Northern analysis of the full-length transcripts from the gal operons in WT gal and galM stop^o strains.

Fig. 6.

In silico analyses of RITs and RDTs at the end of 850 operons in E. coli. (A) To get an overview of the genome distributions of terminators, RIT and RDT were predicted, and distance of terminators to termination stop codons was analyzed. First, we got the operon organization information from database DOOR (42), 850 operons with more than one ORF were annotated in the genome of E. coli MG1655. Next, RITs were collected from WebGeSTer DB (41). RDTs were predicted using the EMBOSS freak program (43). The specific parameter settings are described in SI Appendix, Supplementary Materials and Methods. Finally, the RITs and RDTs located downstream of 850 operons were collected and analyzed.
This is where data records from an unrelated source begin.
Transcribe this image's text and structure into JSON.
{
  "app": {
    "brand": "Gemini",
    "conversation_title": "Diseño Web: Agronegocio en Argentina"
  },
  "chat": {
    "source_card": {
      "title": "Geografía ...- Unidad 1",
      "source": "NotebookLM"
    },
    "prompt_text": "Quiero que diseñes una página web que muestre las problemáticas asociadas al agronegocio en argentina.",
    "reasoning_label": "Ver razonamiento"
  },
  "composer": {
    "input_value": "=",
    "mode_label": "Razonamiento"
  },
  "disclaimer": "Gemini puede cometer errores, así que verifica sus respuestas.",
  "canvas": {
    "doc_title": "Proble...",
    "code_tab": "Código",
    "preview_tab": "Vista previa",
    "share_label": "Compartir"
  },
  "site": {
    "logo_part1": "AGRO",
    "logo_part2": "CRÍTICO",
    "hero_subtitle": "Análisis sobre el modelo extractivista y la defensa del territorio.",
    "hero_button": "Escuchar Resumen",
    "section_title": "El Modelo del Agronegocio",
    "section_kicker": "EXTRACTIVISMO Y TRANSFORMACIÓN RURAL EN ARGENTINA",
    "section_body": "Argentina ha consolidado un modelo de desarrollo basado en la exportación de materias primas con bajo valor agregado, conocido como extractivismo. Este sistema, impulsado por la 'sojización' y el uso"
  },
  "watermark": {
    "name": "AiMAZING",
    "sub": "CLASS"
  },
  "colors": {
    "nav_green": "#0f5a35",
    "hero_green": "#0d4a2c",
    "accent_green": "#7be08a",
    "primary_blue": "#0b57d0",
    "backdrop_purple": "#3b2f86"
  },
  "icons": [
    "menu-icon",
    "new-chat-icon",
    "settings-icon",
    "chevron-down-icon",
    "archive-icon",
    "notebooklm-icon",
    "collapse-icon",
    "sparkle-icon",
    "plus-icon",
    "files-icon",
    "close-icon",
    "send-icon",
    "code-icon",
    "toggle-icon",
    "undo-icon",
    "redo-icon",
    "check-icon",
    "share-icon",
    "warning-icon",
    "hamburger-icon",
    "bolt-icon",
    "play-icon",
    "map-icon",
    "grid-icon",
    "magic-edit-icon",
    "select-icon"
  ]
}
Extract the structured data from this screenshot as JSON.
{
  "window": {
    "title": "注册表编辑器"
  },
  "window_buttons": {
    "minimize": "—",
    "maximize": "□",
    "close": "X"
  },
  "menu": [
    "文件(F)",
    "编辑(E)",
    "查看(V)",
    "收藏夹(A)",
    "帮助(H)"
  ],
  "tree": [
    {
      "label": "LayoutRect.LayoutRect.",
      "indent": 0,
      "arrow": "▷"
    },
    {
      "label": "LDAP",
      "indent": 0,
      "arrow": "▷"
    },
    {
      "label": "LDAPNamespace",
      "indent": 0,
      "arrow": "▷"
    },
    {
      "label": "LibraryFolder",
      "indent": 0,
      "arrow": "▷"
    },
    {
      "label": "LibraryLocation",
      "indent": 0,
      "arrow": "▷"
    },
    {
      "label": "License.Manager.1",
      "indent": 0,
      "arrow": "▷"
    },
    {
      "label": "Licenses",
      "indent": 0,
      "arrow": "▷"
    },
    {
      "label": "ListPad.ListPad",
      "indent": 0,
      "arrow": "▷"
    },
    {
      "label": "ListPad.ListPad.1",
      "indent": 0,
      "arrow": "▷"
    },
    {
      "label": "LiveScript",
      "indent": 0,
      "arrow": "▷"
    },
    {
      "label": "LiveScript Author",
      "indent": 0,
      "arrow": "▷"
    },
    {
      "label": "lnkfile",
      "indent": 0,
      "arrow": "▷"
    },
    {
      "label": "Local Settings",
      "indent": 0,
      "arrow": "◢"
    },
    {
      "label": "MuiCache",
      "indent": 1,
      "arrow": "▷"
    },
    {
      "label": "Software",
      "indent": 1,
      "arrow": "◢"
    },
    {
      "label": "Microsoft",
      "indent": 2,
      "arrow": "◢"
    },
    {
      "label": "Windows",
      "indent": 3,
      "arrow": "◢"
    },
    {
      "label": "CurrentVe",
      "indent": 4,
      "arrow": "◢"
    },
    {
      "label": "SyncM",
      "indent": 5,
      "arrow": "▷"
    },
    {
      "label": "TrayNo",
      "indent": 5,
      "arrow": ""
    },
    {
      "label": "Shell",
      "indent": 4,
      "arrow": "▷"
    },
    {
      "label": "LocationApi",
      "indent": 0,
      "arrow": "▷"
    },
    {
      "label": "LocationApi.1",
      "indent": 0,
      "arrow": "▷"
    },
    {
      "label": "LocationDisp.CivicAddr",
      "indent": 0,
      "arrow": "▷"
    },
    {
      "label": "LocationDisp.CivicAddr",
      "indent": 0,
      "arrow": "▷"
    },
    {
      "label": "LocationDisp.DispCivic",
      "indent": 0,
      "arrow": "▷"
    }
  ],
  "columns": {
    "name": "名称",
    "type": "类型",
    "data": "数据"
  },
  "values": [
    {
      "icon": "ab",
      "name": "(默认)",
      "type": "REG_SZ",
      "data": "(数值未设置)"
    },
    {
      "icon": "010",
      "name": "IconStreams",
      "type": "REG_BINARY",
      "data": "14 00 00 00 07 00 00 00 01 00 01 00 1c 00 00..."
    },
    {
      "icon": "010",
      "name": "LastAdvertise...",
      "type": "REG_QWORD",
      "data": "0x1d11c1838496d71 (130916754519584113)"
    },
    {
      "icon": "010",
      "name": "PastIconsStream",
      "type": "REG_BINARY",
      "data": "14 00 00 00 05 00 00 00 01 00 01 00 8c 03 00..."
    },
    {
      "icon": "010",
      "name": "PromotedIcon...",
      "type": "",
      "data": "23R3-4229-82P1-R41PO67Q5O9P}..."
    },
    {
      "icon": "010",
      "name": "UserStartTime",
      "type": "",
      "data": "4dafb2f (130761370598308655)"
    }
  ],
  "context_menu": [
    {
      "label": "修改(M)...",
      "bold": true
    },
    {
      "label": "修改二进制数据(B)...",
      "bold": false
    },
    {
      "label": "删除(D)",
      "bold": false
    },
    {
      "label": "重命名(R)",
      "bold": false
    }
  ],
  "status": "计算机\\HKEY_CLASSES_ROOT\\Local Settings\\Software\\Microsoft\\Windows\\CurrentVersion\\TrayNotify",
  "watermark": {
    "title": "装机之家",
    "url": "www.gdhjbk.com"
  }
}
The Venn diagram illustrates the occurrence of RITs (green) and RDTs (violet) at the end of 850 operons (gray). (B) Bar graph demonstrating the number of operons containing RIT signal and distance (in nucleotides) between the stop codon of the last cistron of the operon and the RIT signal. The vertical red broken line indicates the distance of 30 nucleotides. (C) Bar graph demonstrating the number of operons containing RDT signal and distance (in nucleotides) between the stop codon of the last cistron of the operon and the RDT signal. The vertical red broken line indicates the distance of 30 nucleotides.